Mariee Sioux steps out of the barren southern Californian desert dreamscapes that defined Faces in the Rocks for this lusher, more electric record. The aural spaciousness and delicate fingerpicking of those first songs is still the grounding force here, but layers of washed-out organ, reverb-heavy guitar lines and slide licks are added to the mix for a sound that’s decidedly more urban, but still recalls the timeless nature of Faces. Mariee’s Native American roots were deeply invested in her first record, and still give her songwriting an earthy sensibility. (I hate that word but it really does apply I think.) Despite the denser arrangements of this record, there honestly isn’t much creative progression to these songs’ structures; Mariee’s songwriting formula seems to be pretty much the same. Which isn’t a bad thing at all, but it’s noticeable. However, her latest recordings with Bonnie ‘Prince’ Billy (as Bonnie and Mariee) are examples to the contrary. Either way, Mariee’s voice is incredibly fucking beautiful, completely otherworldly in its careful and purposeful fracturing of notes and its ability to glide harmonies through the songs with the humble grace of an Owl, or with the intensity of a fired Desert Eagle.
Recorded in New York and San Fran but transmitted from on high. My over-educated mind associates the early universe with the unfathomable; the 1 Big 1 of our birth that scattered out for thousands, millions of miles in less than a second, less than that even, incomprehensible clouds of gas that cooled into rock and then hellishly collided at speeds that would’ve disintegrated human eyes had we tried to watch it happen. Some way down the line came the big fireball, Old Hannah was born and burned herself into being the baddest motherfucker in the solar system. I think this record imagines seeing that process from afar, watching it from some extraterrestrial terrain where alien folkies and dropouts gather for warm potlucks in the dead of winter, strum little alien songs and drink hot psychedelic alien teas. Jesse Peterson and Carlos Niño’s songs aren’t really about any of that, but the steady, pulsing and swelling sound of the nylon strings and various electronics/tape loops/organs that complement their stoned-humming voices would be an excellent soundtrack for watching fire meld into fire. “Let me set on fire, I love you” says one lyric; so maybe. As with most astronomical events, this record’s best enjoyed in its entirety, but all the songs are great and appropriate for anytime your mind is feeling focused.
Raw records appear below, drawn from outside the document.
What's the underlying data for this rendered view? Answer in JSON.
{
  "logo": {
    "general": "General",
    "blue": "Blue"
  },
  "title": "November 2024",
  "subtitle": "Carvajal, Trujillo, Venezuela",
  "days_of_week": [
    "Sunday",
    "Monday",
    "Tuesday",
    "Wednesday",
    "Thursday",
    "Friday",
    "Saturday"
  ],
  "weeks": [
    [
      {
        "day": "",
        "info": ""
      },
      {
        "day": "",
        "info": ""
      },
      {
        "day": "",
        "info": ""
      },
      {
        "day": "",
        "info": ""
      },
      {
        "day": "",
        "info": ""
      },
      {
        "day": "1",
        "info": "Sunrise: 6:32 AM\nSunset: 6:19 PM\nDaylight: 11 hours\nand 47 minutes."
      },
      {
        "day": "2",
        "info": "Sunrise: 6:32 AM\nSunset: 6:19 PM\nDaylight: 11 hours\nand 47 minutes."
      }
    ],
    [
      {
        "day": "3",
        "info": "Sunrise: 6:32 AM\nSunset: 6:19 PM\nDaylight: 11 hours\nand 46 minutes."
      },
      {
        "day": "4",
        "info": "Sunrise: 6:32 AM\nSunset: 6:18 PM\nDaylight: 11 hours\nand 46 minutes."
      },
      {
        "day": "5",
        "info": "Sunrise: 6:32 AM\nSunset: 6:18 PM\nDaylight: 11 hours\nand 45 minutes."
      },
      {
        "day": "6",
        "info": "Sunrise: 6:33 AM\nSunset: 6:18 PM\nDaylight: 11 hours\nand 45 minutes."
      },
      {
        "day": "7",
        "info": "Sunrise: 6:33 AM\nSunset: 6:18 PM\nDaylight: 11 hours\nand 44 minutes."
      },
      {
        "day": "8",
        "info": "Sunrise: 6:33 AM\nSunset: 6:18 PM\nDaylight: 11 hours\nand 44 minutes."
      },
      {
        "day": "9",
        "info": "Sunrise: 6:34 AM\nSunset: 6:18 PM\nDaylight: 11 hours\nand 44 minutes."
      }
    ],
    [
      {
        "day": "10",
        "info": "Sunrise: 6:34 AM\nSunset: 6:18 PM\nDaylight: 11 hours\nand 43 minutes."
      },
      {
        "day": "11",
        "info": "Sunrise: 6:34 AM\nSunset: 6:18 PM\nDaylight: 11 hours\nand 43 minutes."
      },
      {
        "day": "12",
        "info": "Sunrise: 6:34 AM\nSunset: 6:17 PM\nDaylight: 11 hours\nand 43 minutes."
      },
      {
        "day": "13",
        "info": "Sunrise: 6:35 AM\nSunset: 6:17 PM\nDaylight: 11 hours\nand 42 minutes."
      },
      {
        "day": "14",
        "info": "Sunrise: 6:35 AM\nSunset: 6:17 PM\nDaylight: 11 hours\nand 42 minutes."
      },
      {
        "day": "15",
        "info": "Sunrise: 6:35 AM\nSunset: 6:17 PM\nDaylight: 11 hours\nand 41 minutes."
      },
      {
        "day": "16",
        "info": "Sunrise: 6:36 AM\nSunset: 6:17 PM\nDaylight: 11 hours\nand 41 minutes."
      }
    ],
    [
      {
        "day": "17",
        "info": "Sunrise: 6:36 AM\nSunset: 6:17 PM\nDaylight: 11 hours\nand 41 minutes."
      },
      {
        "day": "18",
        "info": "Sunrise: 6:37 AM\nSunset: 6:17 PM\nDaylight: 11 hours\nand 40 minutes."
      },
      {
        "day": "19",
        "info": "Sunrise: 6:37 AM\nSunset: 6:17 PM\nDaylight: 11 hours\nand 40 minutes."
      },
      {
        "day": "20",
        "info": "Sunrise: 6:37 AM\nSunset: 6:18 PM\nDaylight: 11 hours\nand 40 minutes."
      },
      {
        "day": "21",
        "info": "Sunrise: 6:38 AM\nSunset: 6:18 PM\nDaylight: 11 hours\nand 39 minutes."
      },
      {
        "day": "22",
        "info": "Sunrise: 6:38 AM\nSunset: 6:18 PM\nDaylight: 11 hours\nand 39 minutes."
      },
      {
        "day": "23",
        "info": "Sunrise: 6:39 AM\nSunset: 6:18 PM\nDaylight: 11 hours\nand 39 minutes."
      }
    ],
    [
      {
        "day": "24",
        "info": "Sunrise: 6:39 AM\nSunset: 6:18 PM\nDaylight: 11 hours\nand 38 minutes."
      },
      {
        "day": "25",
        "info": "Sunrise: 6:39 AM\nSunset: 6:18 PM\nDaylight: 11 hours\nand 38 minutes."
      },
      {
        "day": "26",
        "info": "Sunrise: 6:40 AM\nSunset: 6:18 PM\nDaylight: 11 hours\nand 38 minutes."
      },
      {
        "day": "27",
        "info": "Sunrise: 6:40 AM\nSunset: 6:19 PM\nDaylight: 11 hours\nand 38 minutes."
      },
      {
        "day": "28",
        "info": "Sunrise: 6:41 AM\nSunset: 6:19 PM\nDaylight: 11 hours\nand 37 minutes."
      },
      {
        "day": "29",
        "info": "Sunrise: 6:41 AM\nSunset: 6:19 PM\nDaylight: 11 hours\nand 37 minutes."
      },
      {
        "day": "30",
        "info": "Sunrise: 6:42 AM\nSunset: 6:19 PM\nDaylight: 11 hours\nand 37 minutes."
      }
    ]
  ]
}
“Beautifully festooned cathedrals of sound.” – Strange Attractors
I’ll admit it, the growing number of artists proclaiming or being proclaimed to embody some post-Takoma embrace of American Primitive meets punk meets drone meets everything gets overwhelming. So do the Glenn Jones namedrops on every review/mention of every instrumental acoustic guitar player. But musicians like Israeli guitarist/composer aren’t readily respected like they should be, so a bit of hype is just a means to an end. And the end in this case is an enjoyable thing; a focused, highly virtuosic record of guitar compositions all at once energetic and atmospheric. And of course, Yona can shred, and doesn't hide it. See “Kottke and the Orchards” for some exhilarating Blackshaw/Kottke-esque fingerpicking speed. “Mad About You” begins as standard Takoma fair, but quickly evolves into a dense, almost operatic musical narrative. Hints of Mingus somewhere in there. “Miss Fortune” is a mostly-minimalistic, better version of what you’d hear on 3am classical guitar radio. “Poetry In Vallhalla” is my favorite; strange dissonant/Spanish/uplifting/Renaissance mixture that sounds like something that flows through Joanna Newsom’s blood. If you’re feeling really quiet and studious, try “Bella”. As with most records of this sort, it’s a moment-specific thing; don’t play it before a party or anything.
This collection of songs was recorded straight to tape at Bowdoin College in Brunswick, Maine during the height of Seeger's blacklisted status and protests against his alleged Commubnist sympathies. The concert was organized by fraternities of an all-male campus, recorded by the school's student-run radio station WBOR, and was by all accounts suprisingly free of controversy or protest. These recordings capture a unique moment in time: a small group of middle-to-upper class students, frat boys, radio geeks and families gathering to sing along to African-American spirituals, Slovak steel worker ballads, sea shanties, Appalachian medleys and blues. This was Seeger's power: bringing the music, the lifeblood, of a then-unspoken for population of diverse Americans and their experiences into mainstream consciousness. This is a live show, so there's a lot of Pete's chatter about the history of teh songs, back-and-forth between the audience, etc. If you don't like folk music in its "purest" form (or whatever), don't bother with this record. But for those even remotely interested in these songs and their origins, and in Pete's invaluable contribution to the population of traditional music, there's a wide variety of tunes and styles to be enjoyed. Fun fact: the theater this concert was recorded in had cables running through underground tunnels back to the WBOR station, used for live broadcasts (although this was cut to a portable tape machine.) Also, of all the live Seeger recordings in the Folkways library, the Smithsonian staff felt these student-engineered recordings were the best. Viva college radio, and Pete Seeger.